Shield AI has integrated its Hivemind autonomy system onto the MQ-20 Avenger drone in just twelve weeks, demonstrating full mission capability through live flight tests.
According to the company, the rapid deployment was made possible by leveraging modular open architecture and close collaboration with General Atomics Aeronautical Systems.
In the official blog, Abigail Francis, Technical Program Manager at Shield AI, wrote, “Starting the day before Thanksgiving 2024, my team and I found ourselves locked in a sprint—racing holidays and red tape—to prove what happens when the right software, partners, and urgency align.”
The integration effort began in late November 2024. Shield AI’s team used the Autonomy Government Reference Architecture (A-GRA) as a baseline to connect Hivemind to the MQ-20 without the benefit of a vehicle dynamics simulator, which was unavailable due to government restrictions.

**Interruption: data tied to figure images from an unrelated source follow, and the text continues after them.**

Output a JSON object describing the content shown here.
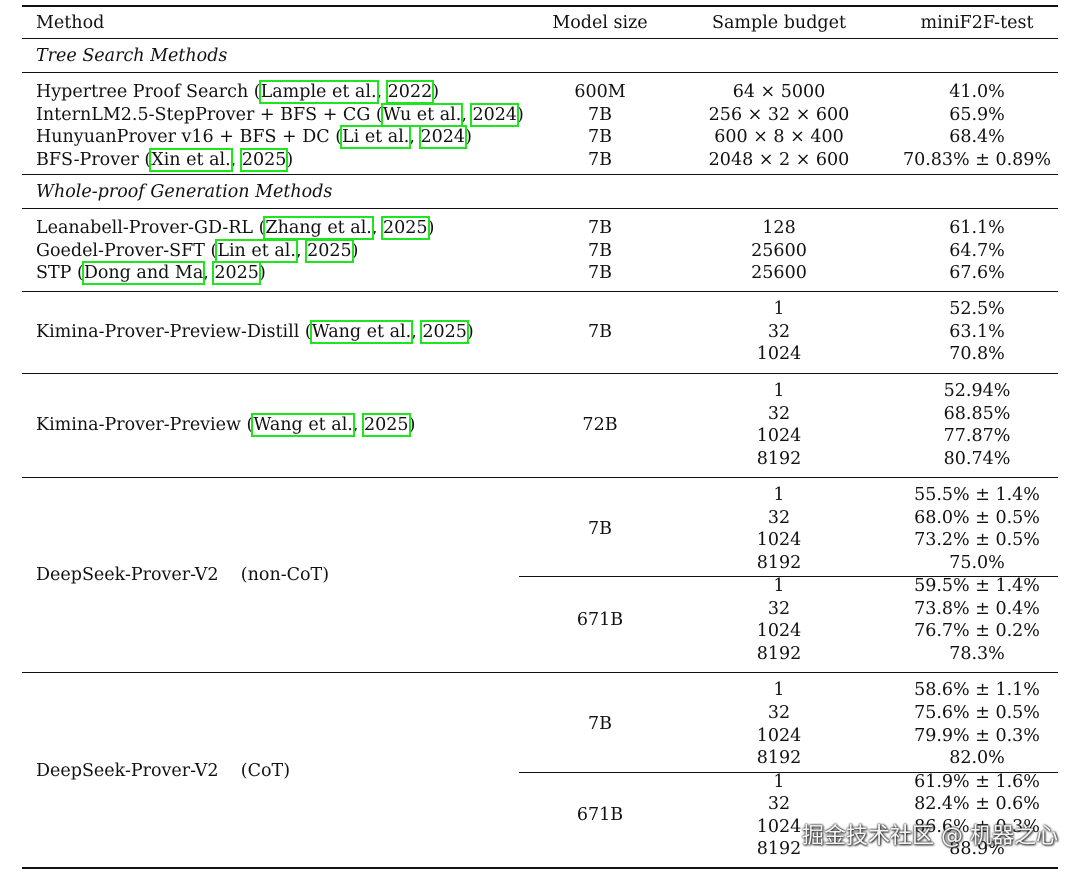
{
  "header": {
    "method": "Method",
    "model_size": "Model size",
    "sample_budget": "Sample budget",
    "metric": "miniF2F-test"
  },
  "sections": {
    "tree": "Tree Search Methods",
    "whole": "Whole-proof Generation Methods"
  },
  "tree_rows": [
    {
      "name": "Hypertree Proof Search (",
      "c1": "Lample et al.",
      "sep": ", ",
      "c2": "2022",
      "end": ")",
      "size": "600M",
      "budget": "64 × 5000",
      "score": "41.0%"
    },
    {
      "name": "InternLM2.5-StepProver + BFS + CG (",
      "c1": "Wu et al.",
      "sep": ", ",
      "c2": "2024",
      "end": ")",
      "size": "7B",
      "budget": "256 × 32 × 600",
      "score": "65.9%"
    },
    {
      "name": "HunyuanProver v16 + BFS + DC (",
      "c1": "Li et al.",
      "sep": ", ",
      "c2": "2024",
      "end": ")",
      "size": "7B",
      "budget": "600 × 8 × 400",
      "score": "68.4%"
    },
    {
      "name": "BFS-Prover (",
      "c1": "Xin et al.",
      "sep": ", ",
      "c2": "2025",
      "end": ")",
      "size": "7B",
      "budget": "2048 × 2 × 600",
      "score": "70.83% ± 0.89%"
    }
  ],
  "whole_rows": [
    {
      "name": "Leanabell-Prover-GD-RL (",
      "c1": "Zhang et al.",
      "sep": ", ",
      "c2": "2025",
      "end": ")",
      "size": "7B",
      "budget": "128",
      "score": "61.1%"
    },
    {
      "name": "Goedel-Prover-SFT (",
      "c1": "Lin et al.",
      "sep": ", ",
      "c2": "2025",
      "end": ")",
      "size": "7B",
      "budget": "25600",
      "score": "64.7%"
    },
    {
      "name": "STP (",
      "c1": "Dong and Ma",
      "sep": ", ",
      "c2": "2025",
      "end": ")",
      "size": "7B",
      "budget": "25600",
      "score": "67.6%"
    }
  ],
  "kimina_distill": {
    "name": "Kimina-Prover-Preview-Distill (",
    "c1": "Wang et al.",
    "sep": ", ",
    "c2": "2025",
    "end": ")",
    "size": "7B",
    "budgets": [
      "1",
      "32",
      "1024"
    ],
    "scores": [
      "52.5%",
      "63.1%",
      "70.8%"
    ]
  },
  "kimina": {
    "name": "Kimina-Prover-Preview (",
    "c1": "Wang et al.",
    "sep": ", ",
    "c2": "2025",
    "end": ")",
    "size": "72B",
    "budgets": [
      "1",
      "32",
      "1024",
      "8192"
    ],
    "scores": [
      "52.94%",
      "68.85%",
      "77.87%",
      "80.74%"
    ]
  },
  "ds_noncot": {
    "name": "DeepSeek-Prover-V2    (non-CoT)",
    "a_size": "7B",
    "a_budgets": [
      "1",
      "32",
      "1024",
      "8192"
    ],
    "a_scores": [
      "55.5% ± 1.4%",
      "68.0% ± 0.5%",
      "73.2% ± 0.5%",
      "75.0%"
    ],
    "b_size": "671B",
    "b_budgets": [
      "1",
      "32",
      "1024",
      "8192"
    ],
    "b_scores": [
      "59.5% ± 1.4%",
      "73.8% ± 0.4%",
      "76.7% ± 0.2%",
      "78.3%"
    ]
  },
  "ds_cot": {
    "name": "DeepSeek-Prover-V2    (CoT)",
    "a_size": "7B",
    "a_budgets": [
      "1",
      "32",
      "1024",
      "8192"
    ],
    "a_scores": [
      "58.6% ± 1.1%",
      "75.6% ± 0.5%",
      "79.9% ± 0.3%",
      "82.0%"
    ],
    "b_size": "671B",
    "b_budgets": [
      "1",
      "32",
      "1024",
      "8192"
    ],
    "b_scores": [
      "61.9% ± 1.6%",
      "82.4% ± 0.6%",
      "86.6% ± 0.3%",
      "88.9%"
    ]
  },
  "watermark": "掘金技术社区 @ 机器之心"
}
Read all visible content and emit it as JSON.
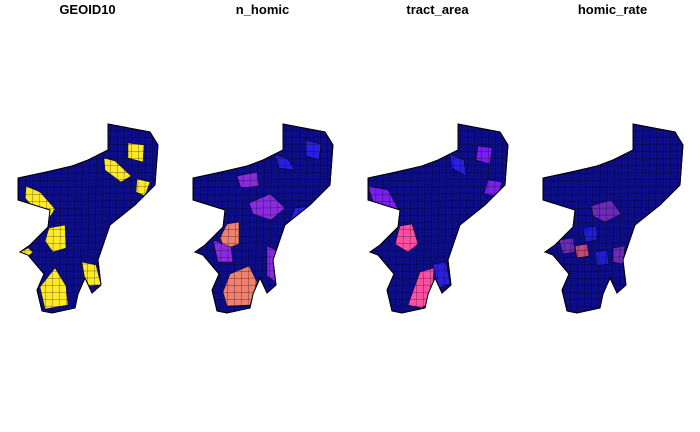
{
  "panels": [
    {
      "title": "GEOID10",
      "palette": {
        "base": "#0d0d8a",
        "mid": "#1f1fd0",
        "accent": "#7a1ff0",
        "hot": "#ffea2a"
      }
    },
    {
      "title": "n_homic",
      "palette": {
        "base": "#0d0d8a",
        "mid": "#2a20e0",
        "accent": "#8a2be2",
        "hot": "#f08070"
      }
    },
    {
      "title": "tract_area",
      "palette": {
        "base": "#0d0d8a",
        "mid": "#2d1fe0",
        "accent": "#7a1ff0",
        "hot": "#ff4fa3"
      }
    },
    {
      "title": "homic_rate",
      "palette": {
        "base": "#0d0d8a",
        "mid": "#1f1fd0",
        "accent": "#6b2bb8",
        "hot": "#c04a7a"
      }
    }
  ]
}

Despite this, Francis wrote, “Within just one day in the GA lab, we successfully integrated onto the MQ-20 Avenger and refined our solution using the actual dynamics simulator.”
Shield AI says its Hivemind autonomy stack is platform-agnostic and engineered to execute complex missions in GPS- and communication-denied environments. During two live flight demonstrations, Hivemind successfully controlled the Avenger drone in both single-agent and multi-agent scenarios.

The first test took place in February 2025 at Orange Flag 25-1. According to the company, the system demonstrated command and control (C2) functionality, including waypoint-based navigation, heading/speed/altitude control, and dynamic geozone avoidance.
The second test moved into collaborative autonomy. A live MQ-20 flew in formation with its digital twin in a live-virtual-constructive (LVC) scenario, performing a fully autonomous 180-degree offset combat air patrol. Francis wrote, “This was the leap from ‘can we fly safely’ to ‘can we fight as a team.’”
Hivemind coordinated agent behaviors using geometry-based decision logic to maintain trail formations and adjust navigation in real time to avoid no-fly zones. The company said it proved aggregation is not only possible, but safe and scalable.
Engineering Manager Alysha Singh noted, “A large factor in our success was making the autonomy interface to the platform simple and the internal parameters of the algorithms highly configurable. This enabled the team to quickly tune and iterate based on platform performance in the lab.”
The integration effort involved a small core team working under compressed timelines. Their simulation-driven approach allowed for rapid testing in software-in-the-loop (SIL) and hardware-in-the-loop (HIL) environments to validate safety functions before flight.
Francis wrote, “We solved problems shoulder to shoulder, approaching every challenge as a single, integrated team.”
One key innovation was the ability to toggle between autonomy stacks mid-mission, which allowed the teams to validate Hivemind during MQ-20 flights without disrupting GA’s separate test program.
Shield AI stated that General Atomics was impressed by the lab integration and invited the company to demonstrate its capability at the Orange Flag event. According to the company, the LVC test built confidence among pilots and engineers, with each iteration reinforcing that AI-driven aggregation can be safely deployed.
As the defense community seeks faster ways to integrate autonomy at scale, Shield AI’s MQ-20 effort presents a case study in what is possible. The company says the results show that autonomy can be fielded in months—not years—if the right software, partners, and infrastructure are in place.
Looking ahead, Francis wrote, “This journey is far from over. If there is one lesson we can all share, it is this: bold timelines are achievable when you build the right technology, choose the right partners, and work as one team.”
Shield AI has said that providing an advanced simulator from the outset would further accelerate integration timelines. But even without that, the MQ-20 effort demonstrates that AI autonomy can transition from lab to field-ready within weeks, not months or years.
The MQ-20 Avenger, manufactured by General Atomics and operated by the U.S. Air Force, is designed for combat ISR missions and survivable unmanned strike roles. Shield AI’s successful integration of Hivemind onto this platform may point toward a new era in drone warfare—one where AI coordination becomes standard practice rather than experimental trial.
The flight tests, conducted under A-GRA compliance, further reinforce the feasibility of plug-and-play autonomy across a variety of U.S. platforms.
According to Shield AI, their experience with the MQ-20 provides a repeatable path forward for rapid integration onto other manned or unmanned systems.